One of the more headscratching moments in the run-up to Bibi's congressional address yesterday was when the Man Who Couldn't Defeat George W. Bush called out Israel's PM for being "profoundly forward-leaning and outspoken about the importance of invading Iraq under George W. Bush", a war that then Sen. Kerry "voted for" before he "voted against" it.
Aside from the obvious pot-kettle-black implications regarding the Secretary of State's credibility on THAT score, there are other reasons why Bibi's ostensible championing of Gulf War II should actually enhance his comparative credibility regarding Iranian nukes [notwithstanding that the SOS proves to have none, so the bar is admittedly low; small steps, all].
One complaint against Bibi's then-support was that he thought removing Saddam would "have enormous positive reverberations on the region". Actually, according to some sources, Russia had a plan in place to overthrow him, but the US tipped off Egypt, who tipped off Saddam...because of the oil angle. But that's on W and Cheney, not Bibi. No one really thought Saddam was a legit sovereign. [Some Iraqis NOW think it WAS better. But again--that has more to do with the bungled postwar approach than the prewar cheerleading].
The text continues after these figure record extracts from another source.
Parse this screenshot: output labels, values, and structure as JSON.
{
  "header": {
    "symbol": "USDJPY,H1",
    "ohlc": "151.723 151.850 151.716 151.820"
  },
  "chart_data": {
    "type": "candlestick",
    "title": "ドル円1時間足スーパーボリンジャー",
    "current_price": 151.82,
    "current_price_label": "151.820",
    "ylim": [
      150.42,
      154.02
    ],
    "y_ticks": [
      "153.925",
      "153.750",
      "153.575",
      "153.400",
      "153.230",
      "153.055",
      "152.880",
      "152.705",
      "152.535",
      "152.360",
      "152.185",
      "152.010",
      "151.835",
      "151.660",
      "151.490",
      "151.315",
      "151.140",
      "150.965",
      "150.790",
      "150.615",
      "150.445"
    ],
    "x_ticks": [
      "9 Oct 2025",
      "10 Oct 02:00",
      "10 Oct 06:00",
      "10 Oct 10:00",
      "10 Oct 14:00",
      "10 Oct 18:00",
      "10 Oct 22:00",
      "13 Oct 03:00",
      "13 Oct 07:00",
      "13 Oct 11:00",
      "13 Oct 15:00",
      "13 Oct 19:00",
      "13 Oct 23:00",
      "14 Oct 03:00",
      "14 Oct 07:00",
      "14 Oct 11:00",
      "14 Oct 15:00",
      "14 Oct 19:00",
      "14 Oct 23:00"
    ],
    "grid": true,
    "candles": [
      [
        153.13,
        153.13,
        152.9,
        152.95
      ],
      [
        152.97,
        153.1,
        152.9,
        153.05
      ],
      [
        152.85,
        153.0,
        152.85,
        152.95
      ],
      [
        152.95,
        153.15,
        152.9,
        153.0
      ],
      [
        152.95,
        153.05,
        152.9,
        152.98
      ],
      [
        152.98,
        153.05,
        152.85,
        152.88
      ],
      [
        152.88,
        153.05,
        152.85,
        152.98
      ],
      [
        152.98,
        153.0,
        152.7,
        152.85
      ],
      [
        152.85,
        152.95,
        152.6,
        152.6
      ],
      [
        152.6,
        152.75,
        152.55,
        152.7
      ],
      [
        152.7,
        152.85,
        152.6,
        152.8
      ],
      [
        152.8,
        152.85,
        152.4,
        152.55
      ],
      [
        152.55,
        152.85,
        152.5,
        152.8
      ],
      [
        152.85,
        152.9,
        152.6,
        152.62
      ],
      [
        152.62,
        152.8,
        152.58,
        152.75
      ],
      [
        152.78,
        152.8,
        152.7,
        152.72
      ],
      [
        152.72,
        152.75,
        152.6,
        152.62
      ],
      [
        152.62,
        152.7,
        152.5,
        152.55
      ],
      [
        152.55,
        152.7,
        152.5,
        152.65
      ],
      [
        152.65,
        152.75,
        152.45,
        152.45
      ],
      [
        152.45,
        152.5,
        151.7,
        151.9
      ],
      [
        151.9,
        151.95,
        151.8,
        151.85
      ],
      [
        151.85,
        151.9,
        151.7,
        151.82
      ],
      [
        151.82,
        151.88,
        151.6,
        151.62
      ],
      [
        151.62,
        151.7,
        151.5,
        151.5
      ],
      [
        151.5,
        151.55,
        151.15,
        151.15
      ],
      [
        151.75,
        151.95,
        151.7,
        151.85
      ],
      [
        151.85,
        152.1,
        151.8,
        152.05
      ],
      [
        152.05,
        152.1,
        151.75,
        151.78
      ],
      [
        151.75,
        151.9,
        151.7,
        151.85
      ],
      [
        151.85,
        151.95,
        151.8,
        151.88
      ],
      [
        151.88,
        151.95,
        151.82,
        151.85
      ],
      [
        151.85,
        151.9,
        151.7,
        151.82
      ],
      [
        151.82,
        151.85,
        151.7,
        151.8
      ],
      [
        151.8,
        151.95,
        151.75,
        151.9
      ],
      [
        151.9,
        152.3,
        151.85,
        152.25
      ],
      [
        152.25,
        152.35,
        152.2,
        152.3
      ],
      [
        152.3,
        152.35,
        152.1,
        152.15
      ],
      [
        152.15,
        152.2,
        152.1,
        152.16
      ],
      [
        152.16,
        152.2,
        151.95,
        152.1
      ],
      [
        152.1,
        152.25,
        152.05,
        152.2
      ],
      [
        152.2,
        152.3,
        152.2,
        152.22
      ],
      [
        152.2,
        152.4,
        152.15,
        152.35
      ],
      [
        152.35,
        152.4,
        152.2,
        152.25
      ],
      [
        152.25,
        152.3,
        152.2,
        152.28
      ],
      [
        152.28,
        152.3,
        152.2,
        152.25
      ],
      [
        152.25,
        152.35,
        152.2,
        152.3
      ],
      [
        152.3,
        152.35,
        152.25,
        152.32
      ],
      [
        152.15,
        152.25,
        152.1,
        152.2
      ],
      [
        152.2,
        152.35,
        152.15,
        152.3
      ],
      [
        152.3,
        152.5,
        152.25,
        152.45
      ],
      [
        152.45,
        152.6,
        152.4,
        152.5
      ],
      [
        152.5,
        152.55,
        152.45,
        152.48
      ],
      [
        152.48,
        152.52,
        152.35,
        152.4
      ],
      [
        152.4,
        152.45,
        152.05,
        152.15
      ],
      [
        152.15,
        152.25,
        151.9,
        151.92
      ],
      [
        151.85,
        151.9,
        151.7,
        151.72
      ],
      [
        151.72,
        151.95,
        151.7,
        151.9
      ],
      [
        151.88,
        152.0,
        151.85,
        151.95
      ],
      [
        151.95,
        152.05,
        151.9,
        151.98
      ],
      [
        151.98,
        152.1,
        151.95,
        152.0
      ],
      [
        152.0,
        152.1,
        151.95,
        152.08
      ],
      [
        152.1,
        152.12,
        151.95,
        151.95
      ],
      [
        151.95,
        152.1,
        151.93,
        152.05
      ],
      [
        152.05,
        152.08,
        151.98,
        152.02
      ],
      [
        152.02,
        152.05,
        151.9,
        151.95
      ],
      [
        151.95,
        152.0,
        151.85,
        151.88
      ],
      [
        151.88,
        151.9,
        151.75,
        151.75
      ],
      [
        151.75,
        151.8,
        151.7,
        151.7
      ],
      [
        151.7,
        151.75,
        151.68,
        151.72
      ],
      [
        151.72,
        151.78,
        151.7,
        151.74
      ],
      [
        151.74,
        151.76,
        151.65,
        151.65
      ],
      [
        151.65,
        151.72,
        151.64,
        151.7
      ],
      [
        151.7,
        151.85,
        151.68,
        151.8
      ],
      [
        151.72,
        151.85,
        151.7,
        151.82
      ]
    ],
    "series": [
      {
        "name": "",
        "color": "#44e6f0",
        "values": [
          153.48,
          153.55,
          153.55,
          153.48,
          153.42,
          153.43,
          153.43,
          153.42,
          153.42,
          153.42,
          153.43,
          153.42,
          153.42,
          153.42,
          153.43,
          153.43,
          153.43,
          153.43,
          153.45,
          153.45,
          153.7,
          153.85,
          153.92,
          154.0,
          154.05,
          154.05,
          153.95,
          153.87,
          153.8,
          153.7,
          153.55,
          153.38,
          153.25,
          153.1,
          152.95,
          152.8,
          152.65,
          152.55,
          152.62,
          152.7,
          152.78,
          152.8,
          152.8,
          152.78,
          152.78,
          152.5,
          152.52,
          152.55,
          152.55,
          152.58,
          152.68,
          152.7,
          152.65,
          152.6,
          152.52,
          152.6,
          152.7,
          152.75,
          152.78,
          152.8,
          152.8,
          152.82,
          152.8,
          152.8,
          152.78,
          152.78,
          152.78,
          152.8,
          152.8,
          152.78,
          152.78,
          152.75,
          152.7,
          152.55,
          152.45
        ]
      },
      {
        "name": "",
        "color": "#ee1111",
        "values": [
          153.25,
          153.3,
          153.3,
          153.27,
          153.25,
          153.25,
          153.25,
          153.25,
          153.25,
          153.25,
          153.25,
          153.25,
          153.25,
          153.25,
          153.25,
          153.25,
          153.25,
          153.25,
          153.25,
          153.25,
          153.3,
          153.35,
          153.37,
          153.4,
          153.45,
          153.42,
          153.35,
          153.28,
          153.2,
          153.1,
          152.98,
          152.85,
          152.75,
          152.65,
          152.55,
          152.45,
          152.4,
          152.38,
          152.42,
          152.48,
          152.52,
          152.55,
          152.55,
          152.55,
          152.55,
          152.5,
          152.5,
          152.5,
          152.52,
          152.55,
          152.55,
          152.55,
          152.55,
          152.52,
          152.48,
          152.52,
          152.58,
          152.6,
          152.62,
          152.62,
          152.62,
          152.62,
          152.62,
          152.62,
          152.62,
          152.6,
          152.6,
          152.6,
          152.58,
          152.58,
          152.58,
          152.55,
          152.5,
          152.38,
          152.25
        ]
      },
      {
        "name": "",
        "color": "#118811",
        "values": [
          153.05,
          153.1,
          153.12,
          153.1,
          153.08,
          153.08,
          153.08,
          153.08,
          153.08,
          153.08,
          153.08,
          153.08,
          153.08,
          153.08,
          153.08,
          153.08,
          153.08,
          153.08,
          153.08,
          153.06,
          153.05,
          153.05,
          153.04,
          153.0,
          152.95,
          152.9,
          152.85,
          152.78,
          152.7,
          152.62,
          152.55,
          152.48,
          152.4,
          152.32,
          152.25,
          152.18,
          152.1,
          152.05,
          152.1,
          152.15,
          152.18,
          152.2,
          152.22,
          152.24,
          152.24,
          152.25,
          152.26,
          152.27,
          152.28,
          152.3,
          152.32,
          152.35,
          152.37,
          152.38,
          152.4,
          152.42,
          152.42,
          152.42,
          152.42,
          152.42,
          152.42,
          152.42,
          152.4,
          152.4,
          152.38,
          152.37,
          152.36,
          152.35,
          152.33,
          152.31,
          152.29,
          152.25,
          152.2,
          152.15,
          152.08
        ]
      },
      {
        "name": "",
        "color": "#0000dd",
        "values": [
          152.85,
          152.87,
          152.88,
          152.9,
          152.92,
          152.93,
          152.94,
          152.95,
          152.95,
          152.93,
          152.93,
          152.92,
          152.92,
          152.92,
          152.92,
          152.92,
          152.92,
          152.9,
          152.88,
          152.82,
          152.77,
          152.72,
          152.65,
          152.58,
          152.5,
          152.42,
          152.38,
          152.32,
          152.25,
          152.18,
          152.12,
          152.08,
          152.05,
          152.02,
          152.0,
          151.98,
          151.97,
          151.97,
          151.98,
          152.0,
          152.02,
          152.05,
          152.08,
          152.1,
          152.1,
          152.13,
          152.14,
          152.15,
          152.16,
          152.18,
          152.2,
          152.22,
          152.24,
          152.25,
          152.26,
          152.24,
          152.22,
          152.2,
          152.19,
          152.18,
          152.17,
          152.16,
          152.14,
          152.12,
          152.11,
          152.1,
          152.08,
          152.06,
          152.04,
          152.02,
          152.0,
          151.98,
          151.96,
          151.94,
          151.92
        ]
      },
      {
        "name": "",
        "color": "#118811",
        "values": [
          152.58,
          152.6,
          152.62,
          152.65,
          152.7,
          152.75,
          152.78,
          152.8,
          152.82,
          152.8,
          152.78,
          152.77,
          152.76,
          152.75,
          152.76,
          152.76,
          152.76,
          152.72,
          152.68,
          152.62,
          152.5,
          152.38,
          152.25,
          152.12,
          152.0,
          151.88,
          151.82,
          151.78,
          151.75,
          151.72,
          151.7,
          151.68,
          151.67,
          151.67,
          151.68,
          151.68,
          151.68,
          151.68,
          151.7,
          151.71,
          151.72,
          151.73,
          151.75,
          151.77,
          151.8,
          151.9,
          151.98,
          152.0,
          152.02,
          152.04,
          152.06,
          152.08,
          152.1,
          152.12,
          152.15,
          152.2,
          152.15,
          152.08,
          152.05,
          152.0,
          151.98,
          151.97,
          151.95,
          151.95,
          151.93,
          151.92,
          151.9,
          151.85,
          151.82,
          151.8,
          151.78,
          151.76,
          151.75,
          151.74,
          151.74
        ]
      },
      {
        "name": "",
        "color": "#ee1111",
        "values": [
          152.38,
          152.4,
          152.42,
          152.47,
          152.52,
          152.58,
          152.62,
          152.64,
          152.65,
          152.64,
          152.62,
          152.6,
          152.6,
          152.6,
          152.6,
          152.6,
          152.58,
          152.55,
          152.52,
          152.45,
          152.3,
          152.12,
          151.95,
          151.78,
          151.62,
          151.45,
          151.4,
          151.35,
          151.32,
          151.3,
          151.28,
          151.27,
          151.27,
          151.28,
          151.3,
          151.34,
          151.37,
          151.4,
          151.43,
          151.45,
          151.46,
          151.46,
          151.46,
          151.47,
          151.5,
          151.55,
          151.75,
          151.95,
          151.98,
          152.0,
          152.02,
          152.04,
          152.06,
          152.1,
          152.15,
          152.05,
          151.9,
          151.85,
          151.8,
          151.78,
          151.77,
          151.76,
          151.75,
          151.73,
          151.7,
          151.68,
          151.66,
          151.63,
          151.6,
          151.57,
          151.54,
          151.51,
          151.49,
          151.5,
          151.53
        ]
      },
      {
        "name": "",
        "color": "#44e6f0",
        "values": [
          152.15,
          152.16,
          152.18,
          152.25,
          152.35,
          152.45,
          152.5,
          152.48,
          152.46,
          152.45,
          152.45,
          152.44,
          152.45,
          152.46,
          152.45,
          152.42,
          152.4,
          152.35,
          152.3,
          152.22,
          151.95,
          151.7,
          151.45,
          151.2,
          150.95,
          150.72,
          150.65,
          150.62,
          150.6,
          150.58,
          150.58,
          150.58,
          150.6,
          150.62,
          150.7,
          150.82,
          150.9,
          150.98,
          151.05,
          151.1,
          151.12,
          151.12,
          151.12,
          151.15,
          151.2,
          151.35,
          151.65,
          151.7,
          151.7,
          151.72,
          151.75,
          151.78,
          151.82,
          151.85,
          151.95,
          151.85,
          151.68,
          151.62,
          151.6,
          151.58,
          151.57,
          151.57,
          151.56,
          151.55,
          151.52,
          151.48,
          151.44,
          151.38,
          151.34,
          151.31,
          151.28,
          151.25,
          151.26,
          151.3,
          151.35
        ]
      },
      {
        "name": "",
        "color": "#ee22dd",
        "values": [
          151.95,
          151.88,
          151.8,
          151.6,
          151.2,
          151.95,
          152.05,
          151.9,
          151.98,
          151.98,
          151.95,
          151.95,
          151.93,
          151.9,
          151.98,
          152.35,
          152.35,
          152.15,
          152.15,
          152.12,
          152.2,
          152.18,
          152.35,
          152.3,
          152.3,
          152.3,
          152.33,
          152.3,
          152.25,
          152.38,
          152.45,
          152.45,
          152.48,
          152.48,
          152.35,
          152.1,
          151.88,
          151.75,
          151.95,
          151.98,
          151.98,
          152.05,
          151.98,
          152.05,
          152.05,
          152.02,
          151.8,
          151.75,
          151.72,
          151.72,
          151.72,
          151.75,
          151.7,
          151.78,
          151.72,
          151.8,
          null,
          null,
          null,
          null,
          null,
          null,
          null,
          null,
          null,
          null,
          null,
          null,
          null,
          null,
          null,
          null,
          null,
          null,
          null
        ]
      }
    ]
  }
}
Which brings me to my next point: Bibi's "cheerleading" probably didn't include the "greet us as liberators" blurb. If anyone understands the cultural mindset in the region, it's Bibi. Certainly W had no clue; Cheney might have from his work with Halliburton; and Rumsfeld's insistence of doing war on the cheap really had nothing to do with the legitimacy of removing Saddam but a lot to do with misunderstanding how to confront a hostile middle eastern culture. But again: ALL that is on W/Cheney, NOT Bibi--and maybe even on the Dems who voted for the war under perceived political pressure in 2002 while they actually knew ahead of time HOW W/Cheney were going to war on a budget; why would Bibi have even thought they would try that? You can lay this one at the feet of Hillary and Kerry way more than Bibi.
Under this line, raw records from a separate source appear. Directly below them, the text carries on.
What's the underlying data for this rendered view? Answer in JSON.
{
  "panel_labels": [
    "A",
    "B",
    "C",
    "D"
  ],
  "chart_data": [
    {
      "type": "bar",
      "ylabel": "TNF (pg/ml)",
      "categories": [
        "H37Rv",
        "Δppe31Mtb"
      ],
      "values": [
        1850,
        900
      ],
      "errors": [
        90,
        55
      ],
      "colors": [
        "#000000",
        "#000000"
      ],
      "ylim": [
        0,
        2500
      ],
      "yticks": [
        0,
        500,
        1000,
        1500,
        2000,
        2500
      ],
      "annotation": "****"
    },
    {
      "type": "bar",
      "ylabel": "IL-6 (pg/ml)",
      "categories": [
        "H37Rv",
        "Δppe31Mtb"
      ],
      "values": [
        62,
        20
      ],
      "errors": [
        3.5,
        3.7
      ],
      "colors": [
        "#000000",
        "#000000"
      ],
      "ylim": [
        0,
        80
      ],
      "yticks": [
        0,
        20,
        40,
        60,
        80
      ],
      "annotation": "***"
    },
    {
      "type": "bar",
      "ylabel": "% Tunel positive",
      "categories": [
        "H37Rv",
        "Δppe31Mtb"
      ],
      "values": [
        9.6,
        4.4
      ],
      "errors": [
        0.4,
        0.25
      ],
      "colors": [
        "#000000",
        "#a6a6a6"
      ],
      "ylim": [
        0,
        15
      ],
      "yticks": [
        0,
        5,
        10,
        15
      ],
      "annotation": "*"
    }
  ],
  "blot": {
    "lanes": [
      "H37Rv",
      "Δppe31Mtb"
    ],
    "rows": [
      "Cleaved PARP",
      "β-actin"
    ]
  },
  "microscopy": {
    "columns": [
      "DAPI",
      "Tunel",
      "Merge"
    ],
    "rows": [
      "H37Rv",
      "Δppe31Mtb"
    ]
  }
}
Finally--and this illustrates how no one in current diplomatic circles has a sense of irony when it should be an occupational sine qua non--Ahmed Chalabi, who may have been one of the driving forces in pushing W to war, also was revealed to have been as likely as not on Teheran's payroll. However--just like when the US condemned VIETNAM when they invaded Cambodia in 1979 and [ancillarily, to be sure] stopped the Khmer Rouge autogenocide--both Right and Left have so much cognitive dissonance that they can't see straight: the Right about the Iraq war [with the exceptions of Megyn Kelly and Glenn Beck], and the current administration that is so obsessed with making this deal with Iran that they fail to see how Teheran manipluates BOTH sides of the political fence. So really, only an outsider like Bibi can really assess Iran's threat to everyone, becuase even if he mistakenly championed W's Iraq war, it wasn't because IRAN fooled him.
Finally, the V15 group spearheading the anyone-but-Bibi effort [which Politico disingenuously terms an "Israeli grass-roots group" while even the NEW YORK TIMES clearly identifies it as a WH-linked op] claims that Bibi is "obsessed with the Iranian nuclear program." Aside from the fact that Iranian threats of nuclaer genocide might make him a bit nervous, one could counter that the Obama Administration is similarly obsessed with the Iranian nuclear program: obsessed with giving themselves political cover for what they see as something between an inevitability and Iran's soveriegn privilege, administration protestations to the contrary notwithstanding. In fact, since they likely believe that an Iranian hegemony would be "have enormous positive reverberations on the region", they probably also think nukes would aid the scenario.
Until the reverberations emanate from the sounds of the first Iranian nuclear test.